Soyabean futures at the Chicago Board of Trade were called 1 to 2 cents per bushel higher on Thursday, getting a lift from larger-than-expected monthly crush data and higher crude oil prices, traders said.
The soya market, in particular soyabean oil, has been tracking the energy markets over the past two weeks due to the increased demand for biodiesel, which is made from soyabean oil in the United States.
The US Census Bureau reported early Thursday that processors crushed 130.3 million bushels of soyabeans in August, which was above the range of trade estimates for 129.4 to 130.0 million.
The weekly export sales tally was within expectations. USDA put export sales of US soya last week at 675,900 tonnes, within the range of estimates for 600,000 to 800,000 tonnes.
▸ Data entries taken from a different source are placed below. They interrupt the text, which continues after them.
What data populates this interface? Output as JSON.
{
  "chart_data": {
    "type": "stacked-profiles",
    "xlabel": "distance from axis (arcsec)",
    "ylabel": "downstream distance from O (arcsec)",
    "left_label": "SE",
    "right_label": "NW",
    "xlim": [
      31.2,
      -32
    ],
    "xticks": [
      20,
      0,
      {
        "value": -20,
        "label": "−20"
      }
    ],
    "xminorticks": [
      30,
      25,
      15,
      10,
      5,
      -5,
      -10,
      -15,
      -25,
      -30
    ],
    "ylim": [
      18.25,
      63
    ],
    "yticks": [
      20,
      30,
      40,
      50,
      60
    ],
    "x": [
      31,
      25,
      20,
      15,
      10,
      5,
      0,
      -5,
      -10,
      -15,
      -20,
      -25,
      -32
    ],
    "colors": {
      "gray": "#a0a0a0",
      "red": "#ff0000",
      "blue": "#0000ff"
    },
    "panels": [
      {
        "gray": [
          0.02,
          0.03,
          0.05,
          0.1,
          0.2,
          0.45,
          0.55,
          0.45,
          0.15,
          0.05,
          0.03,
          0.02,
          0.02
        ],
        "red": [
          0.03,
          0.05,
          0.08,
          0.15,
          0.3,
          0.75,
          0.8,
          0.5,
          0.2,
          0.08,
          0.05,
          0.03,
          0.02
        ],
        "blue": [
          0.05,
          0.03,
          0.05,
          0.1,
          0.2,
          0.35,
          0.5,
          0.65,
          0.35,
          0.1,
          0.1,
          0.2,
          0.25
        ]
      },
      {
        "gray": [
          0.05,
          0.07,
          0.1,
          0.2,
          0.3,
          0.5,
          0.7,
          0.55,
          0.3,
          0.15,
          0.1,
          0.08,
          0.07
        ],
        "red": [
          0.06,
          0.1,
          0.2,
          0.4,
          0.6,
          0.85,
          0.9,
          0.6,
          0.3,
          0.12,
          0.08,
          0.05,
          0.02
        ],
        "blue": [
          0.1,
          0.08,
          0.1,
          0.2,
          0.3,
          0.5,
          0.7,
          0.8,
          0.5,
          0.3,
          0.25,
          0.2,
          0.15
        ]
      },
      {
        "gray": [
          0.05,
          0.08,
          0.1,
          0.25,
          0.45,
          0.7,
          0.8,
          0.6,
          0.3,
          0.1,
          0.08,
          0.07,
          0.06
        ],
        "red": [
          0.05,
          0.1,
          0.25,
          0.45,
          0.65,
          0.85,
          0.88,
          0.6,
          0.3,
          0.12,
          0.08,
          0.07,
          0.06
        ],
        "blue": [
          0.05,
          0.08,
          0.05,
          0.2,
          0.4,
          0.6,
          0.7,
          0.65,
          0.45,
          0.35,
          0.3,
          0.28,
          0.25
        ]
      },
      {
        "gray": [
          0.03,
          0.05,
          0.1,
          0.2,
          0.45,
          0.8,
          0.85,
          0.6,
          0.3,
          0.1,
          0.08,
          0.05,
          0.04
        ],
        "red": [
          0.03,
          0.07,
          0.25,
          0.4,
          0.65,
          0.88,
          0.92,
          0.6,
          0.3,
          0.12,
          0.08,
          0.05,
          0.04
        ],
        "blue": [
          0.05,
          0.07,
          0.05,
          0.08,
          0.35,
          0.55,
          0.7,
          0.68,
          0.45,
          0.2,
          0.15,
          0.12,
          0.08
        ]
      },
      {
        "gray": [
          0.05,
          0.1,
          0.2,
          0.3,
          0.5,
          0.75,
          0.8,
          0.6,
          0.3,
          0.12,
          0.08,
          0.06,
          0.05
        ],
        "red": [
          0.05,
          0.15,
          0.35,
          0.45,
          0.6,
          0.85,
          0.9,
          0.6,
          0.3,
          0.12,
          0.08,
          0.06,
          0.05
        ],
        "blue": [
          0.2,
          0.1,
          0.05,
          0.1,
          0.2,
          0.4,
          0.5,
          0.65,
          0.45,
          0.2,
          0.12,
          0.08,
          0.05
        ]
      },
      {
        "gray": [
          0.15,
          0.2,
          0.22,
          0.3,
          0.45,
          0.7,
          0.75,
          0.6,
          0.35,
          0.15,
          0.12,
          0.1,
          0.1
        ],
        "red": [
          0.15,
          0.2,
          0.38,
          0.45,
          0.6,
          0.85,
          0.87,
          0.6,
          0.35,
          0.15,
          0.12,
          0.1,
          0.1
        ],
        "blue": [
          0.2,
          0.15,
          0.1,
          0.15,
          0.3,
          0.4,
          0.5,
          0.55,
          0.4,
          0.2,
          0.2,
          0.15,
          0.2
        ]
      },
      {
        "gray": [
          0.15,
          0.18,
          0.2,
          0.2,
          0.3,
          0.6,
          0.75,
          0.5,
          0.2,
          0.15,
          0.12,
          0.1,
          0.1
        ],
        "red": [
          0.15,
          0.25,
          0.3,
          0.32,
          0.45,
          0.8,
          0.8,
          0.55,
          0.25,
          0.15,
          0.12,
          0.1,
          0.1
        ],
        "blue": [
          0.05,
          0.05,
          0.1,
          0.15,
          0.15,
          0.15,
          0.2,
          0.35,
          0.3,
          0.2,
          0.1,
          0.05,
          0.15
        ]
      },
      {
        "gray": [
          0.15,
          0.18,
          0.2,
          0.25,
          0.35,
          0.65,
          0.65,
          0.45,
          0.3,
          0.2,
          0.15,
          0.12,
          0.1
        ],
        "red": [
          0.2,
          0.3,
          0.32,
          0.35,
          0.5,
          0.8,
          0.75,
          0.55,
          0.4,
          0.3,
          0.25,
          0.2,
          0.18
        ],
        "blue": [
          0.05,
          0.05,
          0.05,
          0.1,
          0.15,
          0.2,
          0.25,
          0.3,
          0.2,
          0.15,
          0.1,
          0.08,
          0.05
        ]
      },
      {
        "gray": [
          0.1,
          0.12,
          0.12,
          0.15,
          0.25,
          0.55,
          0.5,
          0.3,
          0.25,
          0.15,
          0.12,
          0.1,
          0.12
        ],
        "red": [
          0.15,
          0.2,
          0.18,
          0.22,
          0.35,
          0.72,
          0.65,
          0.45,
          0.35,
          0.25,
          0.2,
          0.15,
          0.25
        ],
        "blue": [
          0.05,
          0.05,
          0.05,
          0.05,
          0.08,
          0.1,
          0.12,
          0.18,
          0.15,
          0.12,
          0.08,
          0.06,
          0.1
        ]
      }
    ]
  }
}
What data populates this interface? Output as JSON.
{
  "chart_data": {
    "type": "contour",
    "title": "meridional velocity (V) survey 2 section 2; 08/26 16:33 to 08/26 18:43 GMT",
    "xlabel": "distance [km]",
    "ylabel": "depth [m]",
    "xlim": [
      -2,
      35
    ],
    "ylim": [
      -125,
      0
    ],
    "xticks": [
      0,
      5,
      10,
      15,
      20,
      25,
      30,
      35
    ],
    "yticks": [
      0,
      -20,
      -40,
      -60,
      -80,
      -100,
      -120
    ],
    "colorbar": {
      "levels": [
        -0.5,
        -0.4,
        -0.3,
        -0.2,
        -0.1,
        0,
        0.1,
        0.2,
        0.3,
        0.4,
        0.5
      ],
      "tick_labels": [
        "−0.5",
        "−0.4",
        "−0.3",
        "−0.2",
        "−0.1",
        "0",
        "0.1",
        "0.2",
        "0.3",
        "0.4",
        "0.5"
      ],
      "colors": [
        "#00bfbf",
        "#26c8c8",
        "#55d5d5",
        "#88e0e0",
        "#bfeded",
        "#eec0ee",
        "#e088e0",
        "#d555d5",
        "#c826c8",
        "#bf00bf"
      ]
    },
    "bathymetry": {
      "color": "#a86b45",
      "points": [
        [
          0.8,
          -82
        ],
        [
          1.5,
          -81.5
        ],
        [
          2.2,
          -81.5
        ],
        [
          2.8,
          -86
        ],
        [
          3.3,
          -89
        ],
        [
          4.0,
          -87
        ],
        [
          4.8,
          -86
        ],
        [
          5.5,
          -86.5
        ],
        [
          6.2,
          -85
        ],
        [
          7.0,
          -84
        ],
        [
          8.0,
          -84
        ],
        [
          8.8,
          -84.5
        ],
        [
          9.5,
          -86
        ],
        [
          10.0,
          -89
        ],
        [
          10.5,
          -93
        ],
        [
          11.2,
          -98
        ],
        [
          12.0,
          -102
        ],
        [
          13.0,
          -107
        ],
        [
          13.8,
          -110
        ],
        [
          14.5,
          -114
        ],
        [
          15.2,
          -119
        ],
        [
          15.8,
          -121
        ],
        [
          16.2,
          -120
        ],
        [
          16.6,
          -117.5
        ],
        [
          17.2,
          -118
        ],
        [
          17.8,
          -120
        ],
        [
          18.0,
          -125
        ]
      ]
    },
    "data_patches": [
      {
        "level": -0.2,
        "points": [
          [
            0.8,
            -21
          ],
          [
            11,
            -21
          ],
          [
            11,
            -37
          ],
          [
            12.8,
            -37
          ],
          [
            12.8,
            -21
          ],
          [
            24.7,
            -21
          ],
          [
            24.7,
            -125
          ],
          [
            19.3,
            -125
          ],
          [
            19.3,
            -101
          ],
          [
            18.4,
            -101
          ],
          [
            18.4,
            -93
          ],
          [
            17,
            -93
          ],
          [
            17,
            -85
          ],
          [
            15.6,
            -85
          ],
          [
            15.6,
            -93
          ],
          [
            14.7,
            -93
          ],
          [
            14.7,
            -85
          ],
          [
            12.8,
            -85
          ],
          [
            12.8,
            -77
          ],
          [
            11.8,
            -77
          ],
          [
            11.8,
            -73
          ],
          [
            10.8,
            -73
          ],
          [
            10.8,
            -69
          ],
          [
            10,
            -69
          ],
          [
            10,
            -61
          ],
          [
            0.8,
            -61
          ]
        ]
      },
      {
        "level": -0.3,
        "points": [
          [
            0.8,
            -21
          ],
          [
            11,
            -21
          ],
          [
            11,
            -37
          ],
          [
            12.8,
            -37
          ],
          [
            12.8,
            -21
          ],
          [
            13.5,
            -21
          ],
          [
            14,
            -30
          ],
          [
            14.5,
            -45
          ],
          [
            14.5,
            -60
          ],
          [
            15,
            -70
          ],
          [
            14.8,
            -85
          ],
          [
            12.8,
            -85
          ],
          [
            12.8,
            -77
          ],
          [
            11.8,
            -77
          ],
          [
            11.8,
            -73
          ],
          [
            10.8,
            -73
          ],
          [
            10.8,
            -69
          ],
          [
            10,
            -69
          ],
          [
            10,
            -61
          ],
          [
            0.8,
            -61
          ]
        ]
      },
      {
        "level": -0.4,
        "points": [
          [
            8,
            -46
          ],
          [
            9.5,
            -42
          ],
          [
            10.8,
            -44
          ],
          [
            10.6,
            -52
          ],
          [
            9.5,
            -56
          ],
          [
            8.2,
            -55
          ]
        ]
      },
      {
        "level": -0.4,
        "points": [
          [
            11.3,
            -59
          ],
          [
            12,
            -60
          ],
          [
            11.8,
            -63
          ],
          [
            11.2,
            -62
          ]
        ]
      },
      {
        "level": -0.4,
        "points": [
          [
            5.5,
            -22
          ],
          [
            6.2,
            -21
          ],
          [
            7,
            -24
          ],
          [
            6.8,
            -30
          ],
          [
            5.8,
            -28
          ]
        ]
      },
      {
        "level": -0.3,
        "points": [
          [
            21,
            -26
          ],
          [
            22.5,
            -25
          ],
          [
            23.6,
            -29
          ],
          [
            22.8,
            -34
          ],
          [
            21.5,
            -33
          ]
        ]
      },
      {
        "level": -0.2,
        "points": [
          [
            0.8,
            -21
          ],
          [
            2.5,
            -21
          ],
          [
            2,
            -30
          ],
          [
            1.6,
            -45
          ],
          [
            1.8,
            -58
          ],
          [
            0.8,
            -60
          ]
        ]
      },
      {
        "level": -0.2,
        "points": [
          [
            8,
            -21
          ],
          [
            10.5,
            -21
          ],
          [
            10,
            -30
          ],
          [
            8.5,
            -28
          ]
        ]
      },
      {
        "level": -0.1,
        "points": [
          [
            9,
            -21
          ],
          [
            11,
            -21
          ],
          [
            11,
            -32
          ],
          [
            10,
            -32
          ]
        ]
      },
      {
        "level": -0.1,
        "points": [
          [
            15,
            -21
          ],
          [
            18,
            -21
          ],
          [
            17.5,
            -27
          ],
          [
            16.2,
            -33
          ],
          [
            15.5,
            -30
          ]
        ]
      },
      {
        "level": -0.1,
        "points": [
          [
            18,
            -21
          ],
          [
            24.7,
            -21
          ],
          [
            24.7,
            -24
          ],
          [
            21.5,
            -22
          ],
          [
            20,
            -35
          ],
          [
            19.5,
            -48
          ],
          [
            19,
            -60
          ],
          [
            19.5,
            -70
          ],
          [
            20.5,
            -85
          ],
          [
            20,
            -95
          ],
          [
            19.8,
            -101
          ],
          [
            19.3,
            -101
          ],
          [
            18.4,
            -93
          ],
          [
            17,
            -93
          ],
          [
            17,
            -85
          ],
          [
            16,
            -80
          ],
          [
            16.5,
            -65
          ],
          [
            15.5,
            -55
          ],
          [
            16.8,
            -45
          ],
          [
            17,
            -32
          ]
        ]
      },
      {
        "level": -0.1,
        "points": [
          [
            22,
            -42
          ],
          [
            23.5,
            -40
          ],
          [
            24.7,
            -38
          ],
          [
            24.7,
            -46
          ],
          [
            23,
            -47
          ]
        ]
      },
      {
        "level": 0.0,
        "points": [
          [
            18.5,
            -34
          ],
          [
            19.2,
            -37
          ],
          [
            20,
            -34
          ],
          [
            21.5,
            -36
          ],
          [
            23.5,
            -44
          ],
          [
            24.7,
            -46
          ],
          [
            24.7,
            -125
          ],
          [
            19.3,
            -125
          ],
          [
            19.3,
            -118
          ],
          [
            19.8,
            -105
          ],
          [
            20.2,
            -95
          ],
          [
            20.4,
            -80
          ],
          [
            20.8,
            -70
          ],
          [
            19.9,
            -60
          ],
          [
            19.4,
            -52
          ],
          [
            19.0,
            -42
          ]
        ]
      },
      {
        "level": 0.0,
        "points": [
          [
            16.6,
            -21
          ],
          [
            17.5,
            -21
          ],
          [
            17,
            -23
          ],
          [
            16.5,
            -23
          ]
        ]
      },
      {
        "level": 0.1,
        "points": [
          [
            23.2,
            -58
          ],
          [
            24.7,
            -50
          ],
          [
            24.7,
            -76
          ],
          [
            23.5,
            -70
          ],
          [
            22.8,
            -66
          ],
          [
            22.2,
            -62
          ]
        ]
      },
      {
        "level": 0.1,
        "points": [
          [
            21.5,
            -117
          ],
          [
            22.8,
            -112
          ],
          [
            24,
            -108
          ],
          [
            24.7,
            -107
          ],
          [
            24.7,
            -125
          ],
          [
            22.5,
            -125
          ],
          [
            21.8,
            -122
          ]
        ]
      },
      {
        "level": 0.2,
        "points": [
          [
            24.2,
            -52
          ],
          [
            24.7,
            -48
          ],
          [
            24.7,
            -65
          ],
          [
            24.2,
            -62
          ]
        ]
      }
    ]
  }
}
The top buyer was China, booking 363,300 tonnes of US soyabeans last week, confirming recent market talk of ongoing Chinese interest in soyabeans.
The soyabean market was hovering near oversold technical levels. The nine-day relative strength index for November closed Wednesday at 33, above the benchmark 30 that chartists view as an oversold mark.
Nearby support in November was pegged at $5.50 and resistance at $5.75.
The overnight e-cbot trend for soyabeans was 3/4 cent per bushel lower to 1/4 higher.